Gulfport Energy Corp. seized Wall Street attention recently when it announced results for its first Utica shale well that turned in the highest rate yet for the play.

After a 60-day “rest” period, the Wagner 1-28H had a peak rate of 4,650 barrels of oil equivalent per day (boe/d), assuming full ethane recovery (3,750 boe/d, assuming ethane rejection). The Wagner well is the first of several to follow Gulfport’s practice of undertaking drilling and completion operations and then allowing the wells to “rest” for 60 days before the flowing process.

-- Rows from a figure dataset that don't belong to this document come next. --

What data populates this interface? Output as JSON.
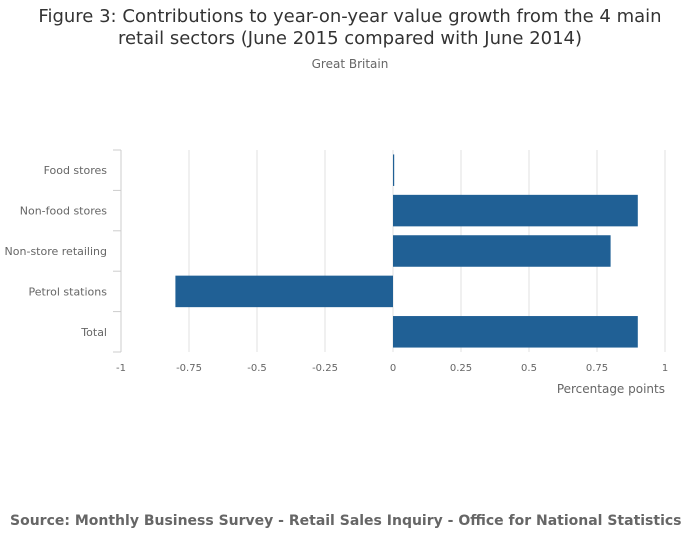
{
  "chart_data": {
    "type": "bar",
    "orientation": "horizontal",
    "title": "Figure 3: Contributions to year-on-year value growth from the 4 main retail sectors (June 2015 compared with June 2014)",
    "subtitle": "Great Britain",
    "categories": [
      "Food stores",
      "Non-food stores",
      "Non-store retailing",
      "Petrol stations",
      "Total"
    ],
    "values": [
      0.0,
      0.9,
      0.8,
      -0.8,
      0.9
    ],
    "xlabel": "Percentage points",
    "xlim": [
      -1,
      1
    ],
    "xticks": [
      -1,
      -0.75,
      -0.5,
      -0.25,
      0,
      0.25,
      0.5,
      0.75,
      1
    ],
    "xtick_labels": [
      "-1",
      "-0.75",
      "-0.5",
      "-0.25",
      "0",
      "0.25",
      "0.5",
      "0.75",
      "1"
    ],
    "grid": true,
    "bar_color": "#206095",
    "grid_color": "#e0e0e0"
  },
  "source": "Source: Monthly Business Survey - Retail Sales Inquiry - Office for National Statistics"
}
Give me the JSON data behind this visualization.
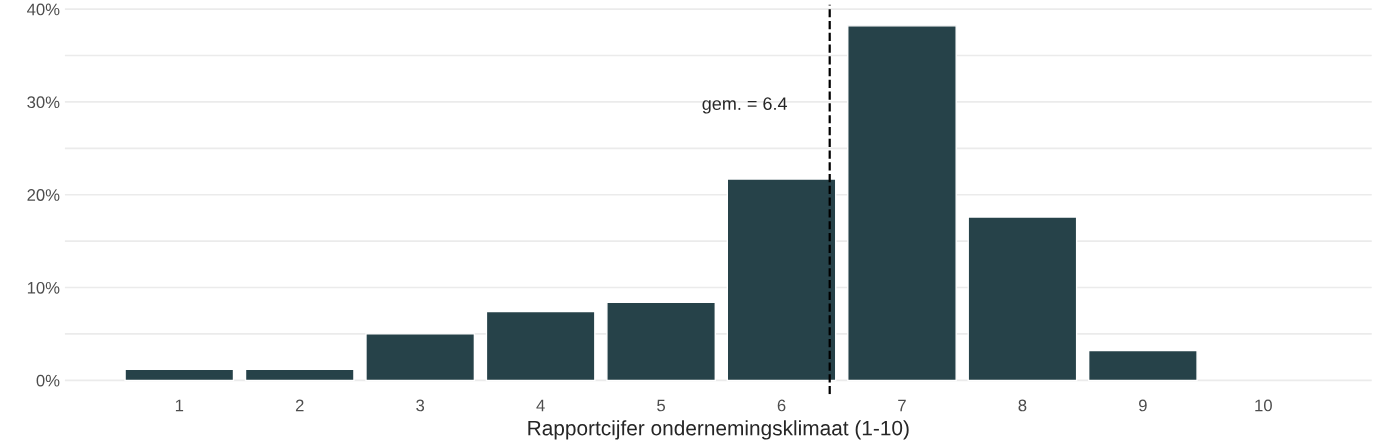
{
  "chart_data": {
    "type": "bar",
    "xlabel": "Rapportcijfer ondernemingsklimaat (1-10)",
    "x": [
      1,
      2,
      3,
      4,
      5,
      6,
      7,
      8,
      9
    ],
    "values": [
      1.2,
      1.2,
      5.0,
      7.4,
      8.4,
      21.7,
      38.2,
      17.6,
      3.2
    ],
    "color": "#264249",
    "xlim": [
      0.05,
      10.9
    ],
    "xticks": [
      1,
      2,
      3,
      4,
      5,
      6,
      7,
      8,
      9,
      10
    ],
    "ylim": [
      -1.5,
      40.5
    ],
    "yticks": [
      {
        "value": 0,
        "label": "0%"
      },
      {
        "value": 5,
        "label": null
      },
      {
        "value": 10,
        "label": "10%"
      },
      {
        "value": 15,
        "label": null
      },
      {
        "value": 20,
        "label": "20%"
      },
      {
        "value": 25,
        "label": null
      },
      {
        "value": 30,
        "label": "30%"
      },
      {
        "value": 35,
        "label": null
      },
      {
        "value": 40,
        "label": "40%"
      }
    ],
    "ref_lines": [
      {
        "axis": "x",
        "value": 6.4,
        "label": "gem. = 6.4",
        "color": "#000000",
        "line_style": "dashed"
      }
    ],
    "grid": "y"
  }
}
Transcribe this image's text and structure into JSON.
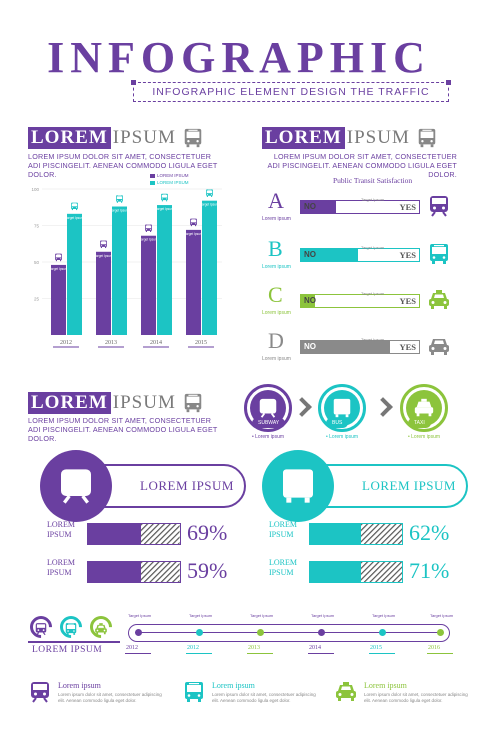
{
  "header": {
    "title": "INFOGRAPHIC",
    "subtitle": "INFOGRAPHIC ELEMENT DESIGN THE TRAFFIC"
  },
  "section_head": {
    "box": "LOREM",
    "rest": "IPSUM"
  },
  "lorem_text": "LOREM IPSUM DOLOR SIT AMET, CONSECTETUER ADI PISCINGELIT. AENEAN COMMODO LIGULA EGET DOLOR.",
  "colors": {
    "purple": "#6a3fa0",
    "teal": "#1cc4c4",
    "lime": "#8cc43c",
    "gray": "#8a8a8a"
  },
  "chart_data": {
    "type": "bar",
    "categories": [
      "2012",
      "2013",
      "2014",
      "2015"
    ],
    "yticks": [
      "100",
      "75",
      "50",
      "25"
    ],
    "ylim": [
      0,
      100
    ],
    "series": [
      {
        "name": "LOREM IPSUM",
        "color": "#6a3fa0",
        "values": [
          48,
          57,
          68,
          72
        ]
      },
      {
        "name": "LOREM IPSUM",
        "color": "#1cc4c4",
        "values": [
          83,
          88,
          89,
          92
        ]
      }
    ],
    "bar_label": "Target Ipsum",
    "legend_position": "top-right",
    "title": "",
    "xlabel": "",
    "ylabel": ""
  },
  "satisfaction": {
    "title": "Public Transit Satisfaction",
    "no": "NO",
    "yes": "YES",
    "target": "Target Ipsum",
    "sub": "Lorem ipsum",
    "rows": [
      {
        "letter": "A",
        "color": "#6a3fa0",
        "level": 0.3,
        "icon": "train-icon"
      },
      {
        "letter": "B",
        "color": "#1cc4c4",
        "level": 0.48,
        "icon": "bus-icon"
      },
      {
        "letter": "C",
        "color": "#8cc43c",
        "level": 0.12,
        "icon": "taxi-icon"
      },
      {
        "letter": "D",
        "color": "#8a8a8a",
        "level": 0.75,
        "icon": "car-icon"
      }
    ]
  },
  "transport": [
    {
      "label": "SUBWAY",
      "caption": "• Lorem ipsum",
      "color": "#6a3fa0",
      "icon": "train-icon"
    },
    {
      "label": "BUS",
      "caption": "• Lorem ipsum",
      "color": "#1cc4c4",
      "icon": "bus-icon"
    },
    {
      "label": "TAXI",
      "caption": "• Lorem ipsum",
      "color": "#8cc43c",
      "icon": "taxi-icon"
    }
  ],
  "banners": [
    {
      "label": "LOREM IPSUM",
      "color": "#6a3fa0",
      "icon": "train-icon",
      "stats": [
        {
          "label1": "LOREM",
          "label2": "IPSUM",
          "value": "69%",
          "level": 0.58
        },
        {
          "label1": "LOREM",
          "label2": "IPSUM",
          "value": "59%",
          "level": 0.58
        }
      ]
    },
    {
      "label": "LOREM IPSUM",
      "color": "#1cc4c4",
      "icon": "bus-icon",
      "stats": [
        {
          "label1": "LOREM",
          "label2": "IPSUM",
          "value": "62%",
          "level": 0.55
        },
        {
          "label1": "LOREM",
          "label2": "IPSUM",
          "value": "71%",
          "level": 0.55
        }
      ]
    }
  ],
  "timeline": {
    "label": "LOREM IPSUM",
    "target": "Target Ipsum",
    "years": [
      {
        "year": "2012",
        "color": "#6a3fa0"
      },
      {
        "year": "2012",
        "color": "#1cc4c4"
      },
      {
        "year": "2013",
        "color": "#8cc43c"
      },
      {
        "year": "2014",
        "color": "#6a3fa0"
      },
      {
        "year": "2015",
        "color": "#1cc4c4"
      },
      {
        "year": "2016",
        "color": "#8cc43c"
      }
    ]
  },
  "footer": [
    {
      "title": "Lorem ipsum",
      "text": "Lorem ipsum dolor sit amet, consectetuer adipiscing elit. Aenean commodo ligula eget dolor.",
      "color": "#6a3fa0",
      "icon": "train-icon"
    },
    {
      "title": "Lorem ipsum",
      "text": "Lorem ipsum dolor sit amet, consectetuer adipiscing elit. Aenean commodo ligula eget dolor.",
      "color": "#1cc4c4",
      "icon": "bus-icon"
    },
    {
      "title": "Lorem ipsum",
      "text": "Lorem ipsum dolor sit amet, consectetuer adipiscing elit. Aenean commodo ligula eget dolor.",
      "color": "#8cc43c",
      "icon": "taxi-icon"
    }
  ]
}
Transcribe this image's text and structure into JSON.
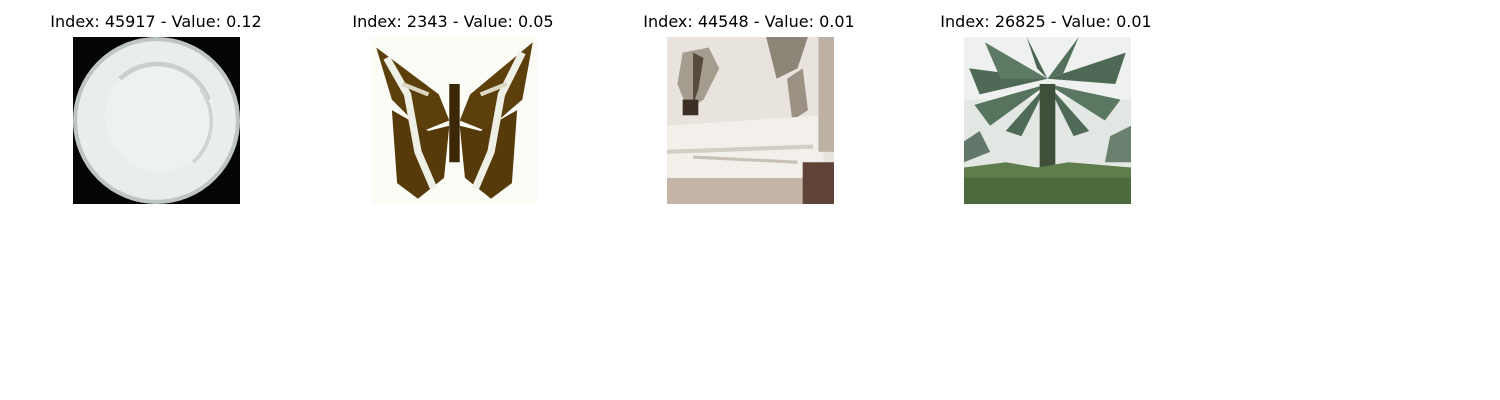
{
  "panels": [
    {
      "title": "Index: 45917 - Value: 0.12",
      "subject": "white plate on black background"
    },
    {
      "title": "Index: 2343 - Value: 0.05",
      "subject": "brown and white butterfly"
    },
    {
      "title": "Index: 44548 - Value: 0.01",
      "subject": "sepia interior scene with bed"
    },
    {
      "title": "Index: 26825 - Value: 0.01",
      "subject": "palm tree against sky"
    }
  ]
}
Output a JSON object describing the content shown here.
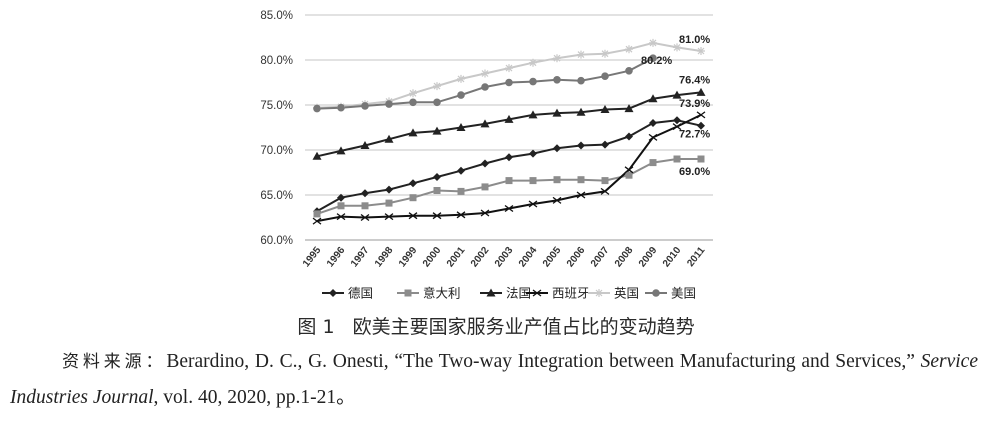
{
  "chart_data": {
    "type": "line",
    "title": "欧美主要国家服务业产值占比的变动趋势",
    "xlabel": "",
    "ylabel": "",
    "x": [
      "1995",
      "1996",
      "1997",
      "1998",
      "1999",
      "2000",
      "2001",
      "2002",
      "2003",
      "2004",
      "2005",
      "2006",
      "2007",
      "2008",
      "2009",
      "2010",
      "2011"
    ],
    "yticks": [
      "60.0%",
      "65.0%",
      "70.0%",
      "75.0%",
      "80.0%",
      "85.0%"
    ],
    "ylim": [
      60,
      85
    ],
    "grid": true,
    "legend_position": "bottom",
    "series": [
      {
        "name": "德国",
        "marker": "diamond",
        "color": "#222222",
        "values": [
          63.2,
          64.7,
          65.2,
          65.6,
          66.3,
          67.0,
          67.7,
          68.5,
          69.2,
          69.6,
          70.2,
          70.5,
          70.6,
          71.5,
          73.0,
          73.3,
          72.7
        ]
      },
      {
        "name": "意大利",
        "marker": "square",
        "color": "#8c8c8c",
        "values": [
          62.9,
          63.8,
          63.8,
          64.1,
          64.7,
          65.5,
          65.4,
          65.9,
          66.6,
          66.6,
          66.7,
          66.7,
          66.6,
          67.2,
          68.6,
          69.0,
          69.0
        ]
      },
      {
        "name": "法国",
        "marker": "triangle",
        "color": "#222222",
        "values": [
          69.3,
          69.9,
          70.5,
          71.2,
          71.9,
          72.1,
          72.5,
          72.9,
          73.4,
          73.9,
          74.1,
          74.2,
          74.5,
          74.6,
          75.7,
          76.1,
          76.4
        ]
      },
      {
        "name": "西班牙",
        "marker": "cross",
        "color": "#111111",
        "values": [
          62.1,
          62.6,
          62.5,
          62.6,
          62.7,
          62.7,
          62.8,
          63.0,
          63.5,
          64.0,
          64.4,
          65.0,
          65.4,
          67.8,
          71.4,
          72.6,
          73.9
        ]
      },
      {
        "name": "英国",
        "marker": "star",
        "color": "#c8c8c8",
        "values": [
          74.7,
          74.8,
          75.1,
          75.4,
          76.3,
          77.1,
          77.9,
          78.5,
          79.1,
          79.7,
          80.2,
          80.6,
          80.7,
          81.2,
          81.9,
          81.4,
          81.0
        ]
      },
      {
        "name": "美国",
        "marker": "circle",
        "color": "#777777",
        "values": [
          74.6,
          74.7,
          74.9,
          75.1,
          75.3,
          75.3,
          76.1,
          77.0,
          77.5,
          77.6,
          77.8,
          77.7,
          78.2,
          78.8,
          80.2,
          null,
          null
        ]
      }
    ],
    "annotations": [
      {
        "text": "81.0%",
        "series": "英国"
      },
      {
        "text": "80.2%",
        "series": "美国"
      },
      {
        "text": "76.4%",
        "series": "法国"
      },
      {
        "text": "73.9%",
        "series": "西班牙"
      },
      {
        "text": "72.7%",
        "series": "德国"
      },
      {
        "text": "69.0%",
        "series": "意大利"
      }
    ]
  },
  "figure_caption": {
    "number": "图 1",
    "title": "欧美主要国家服务业产值占比的变动趋势"
  },
  "source_note": {
    "lead": "资料来源：",
    "text_before": "Berardino, D. C., G. Onesti, “The Two-way Integration between Manufacturing and Services,” ",
    "journal": "Service Industries Journal",
    "text_after": ", vol. 40, 2020, pp.1-21。"
  }
}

CEO James Palm called the Wagner 1-28H “by far the strongest well that Gulfport has ever drilled,” and said the Utica “stands to be a real company changer for Gulfport.” An indication of the strength of the Wagner well, with 28 frac stages, was that flowing casing pressure dipped only 200 psi (5,200 to 5,000 psi), even as flow rates rose above 17 million cubic feet/day (MM/d) from an initial test rate of 12.1 MM/d. (The peak rate of 4,650 boe/d breaks down into 50% natural gas, 41% natural gas liquids (NGL) and 9% condensate, assuming full ethane recovery.)

With the market eager for further data on the play, Gulfport provided additional information on three wells that were in the “resting” period. To provide “very preliminary” well data, Gulfport modified its completion practice by isolating just one frac stage -- the final frac stage of each well -- to allow a flow rate in the three wells. All three wells tested significant condensate production from the single frac stage and had high Btu gas (over 1,200 Btu) that can support significant NGL production.

For example, the Boy Scout 1-33H flowed at a rate of 470 Mcf/day of gas (1,310 Btu) and 40 barrels (bbl) of condensate within a seven hour test, while the Groh 1-12H tested at 384 Mcf/day (1,289 Btu) and 192 bb/d of condensate. After the tests, the wells resumed their “rest” period.

CFO Michael Moore said the “big takeaway” is that as wells in the play are located farther west, Gulfport is seeing more condensate and higher Btu gas. The company has identified 50 drilling locations and is likely to add a third rig later this year. If it were to drill 50 wells in 2013, up from the 20 planned for this year, a fourth rig would be needed, assuming each rig could drill one well per month. Based on industry well data “from north to south and from east to west, we are starting to feel that we are already finding a sweet spot, and we continue to see that our acreage seems to be located right in the middle of it,” said Palm.